Towards a Motivated Annotation Schema of Collocation Errors in Learner Corpora

TitleTowards a Motivated Annotation Schema of Collocation Errors in Learner Corpora
Publication TypeConference Paper
Year of Publication2010
AuthorsGonzález SP, Suárez EM, Veiga NV, Margarita Alonso Ramos, Wanner L, Vincze O, Casamayor G
Conference NameSeventh International Conference on Language Resources and Evaluation (LREC'10), 19-21 May
Date Published2010
PublisherEuropean Language Resources Association (ELRA)

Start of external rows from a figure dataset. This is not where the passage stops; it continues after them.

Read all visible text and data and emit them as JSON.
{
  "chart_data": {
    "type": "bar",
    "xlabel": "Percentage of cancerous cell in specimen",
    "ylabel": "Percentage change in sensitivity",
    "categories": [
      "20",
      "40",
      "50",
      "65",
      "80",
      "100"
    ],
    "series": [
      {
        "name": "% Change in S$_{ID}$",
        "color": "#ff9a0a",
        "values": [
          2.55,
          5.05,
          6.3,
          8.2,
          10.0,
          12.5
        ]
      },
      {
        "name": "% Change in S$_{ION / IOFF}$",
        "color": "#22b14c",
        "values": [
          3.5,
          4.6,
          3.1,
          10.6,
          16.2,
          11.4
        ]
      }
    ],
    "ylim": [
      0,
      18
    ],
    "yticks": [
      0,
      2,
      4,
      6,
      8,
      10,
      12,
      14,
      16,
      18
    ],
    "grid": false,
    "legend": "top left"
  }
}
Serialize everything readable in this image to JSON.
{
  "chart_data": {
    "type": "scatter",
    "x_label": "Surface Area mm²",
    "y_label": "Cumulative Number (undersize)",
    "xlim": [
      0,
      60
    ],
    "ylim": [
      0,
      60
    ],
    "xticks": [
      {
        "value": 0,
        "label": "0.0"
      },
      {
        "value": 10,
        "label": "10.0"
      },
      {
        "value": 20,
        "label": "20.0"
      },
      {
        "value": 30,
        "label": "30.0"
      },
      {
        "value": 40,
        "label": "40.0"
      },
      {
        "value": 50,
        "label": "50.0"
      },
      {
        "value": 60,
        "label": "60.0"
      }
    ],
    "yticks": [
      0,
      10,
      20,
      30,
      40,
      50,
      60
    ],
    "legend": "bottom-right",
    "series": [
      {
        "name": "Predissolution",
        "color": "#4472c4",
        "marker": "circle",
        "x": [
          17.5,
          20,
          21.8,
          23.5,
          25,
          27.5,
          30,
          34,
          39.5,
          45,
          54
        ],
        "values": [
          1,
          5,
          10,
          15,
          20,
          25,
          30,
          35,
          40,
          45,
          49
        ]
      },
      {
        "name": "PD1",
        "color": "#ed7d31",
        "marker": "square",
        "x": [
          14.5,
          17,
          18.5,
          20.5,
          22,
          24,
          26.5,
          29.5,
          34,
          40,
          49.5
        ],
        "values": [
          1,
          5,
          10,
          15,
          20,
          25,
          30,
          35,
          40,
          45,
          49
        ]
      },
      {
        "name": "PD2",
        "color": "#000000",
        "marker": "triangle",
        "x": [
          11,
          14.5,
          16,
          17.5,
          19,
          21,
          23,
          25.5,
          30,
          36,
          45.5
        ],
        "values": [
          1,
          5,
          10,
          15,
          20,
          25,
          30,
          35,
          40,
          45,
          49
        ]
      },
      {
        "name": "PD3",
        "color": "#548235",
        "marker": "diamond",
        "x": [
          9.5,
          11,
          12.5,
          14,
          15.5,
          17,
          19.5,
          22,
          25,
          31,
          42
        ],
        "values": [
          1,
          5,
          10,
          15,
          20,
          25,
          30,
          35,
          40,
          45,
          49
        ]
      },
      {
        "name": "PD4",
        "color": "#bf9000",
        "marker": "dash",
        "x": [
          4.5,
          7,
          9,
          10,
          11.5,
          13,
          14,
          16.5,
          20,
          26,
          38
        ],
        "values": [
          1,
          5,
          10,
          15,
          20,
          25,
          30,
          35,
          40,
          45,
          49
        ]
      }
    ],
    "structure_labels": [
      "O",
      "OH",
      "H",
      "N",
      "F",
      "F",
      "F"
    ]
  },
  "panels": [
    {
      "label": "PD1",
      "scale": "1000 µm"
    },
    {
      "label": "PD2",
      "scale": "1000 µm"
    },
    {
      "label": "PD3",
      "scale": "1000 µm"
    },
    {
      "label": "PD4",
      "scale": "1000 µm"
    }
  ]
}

Conference LocationValletta, Malta
ISBN Number2-9517408-6-7
Abstract

Collocations play a significant role in second language acquisition. In order to be able to offer efficient support to learners, an NLP-based CALL environment for learning collocations should be based on a representative collocation error annotated learner corpus. However, so far, no theoretically-motivated collocation error tag set is available. Existing learner corpora tag collocation errors simply as “lexical errors” ― which is clearly insufficient given the wide range of different collocation errors that the learners make. In this paper, we present a fine-grained three-dimensional typology of collocation errors that has been derived in an empirical study from the learner corpus CEDEL2 compiled by a team at the Autonomous University of Madrid. The first dimension captures whether the error concerns the collocation as a whole or one of its elements; the second dimension captures the language-oriented error analysis, while the third exemplifies the interpretative error analysis. To facilitate a smooth annotation along this typology, we adapted Knowtator, a flexible off-the-shelf annotation tool implemented as a Protégé plugin.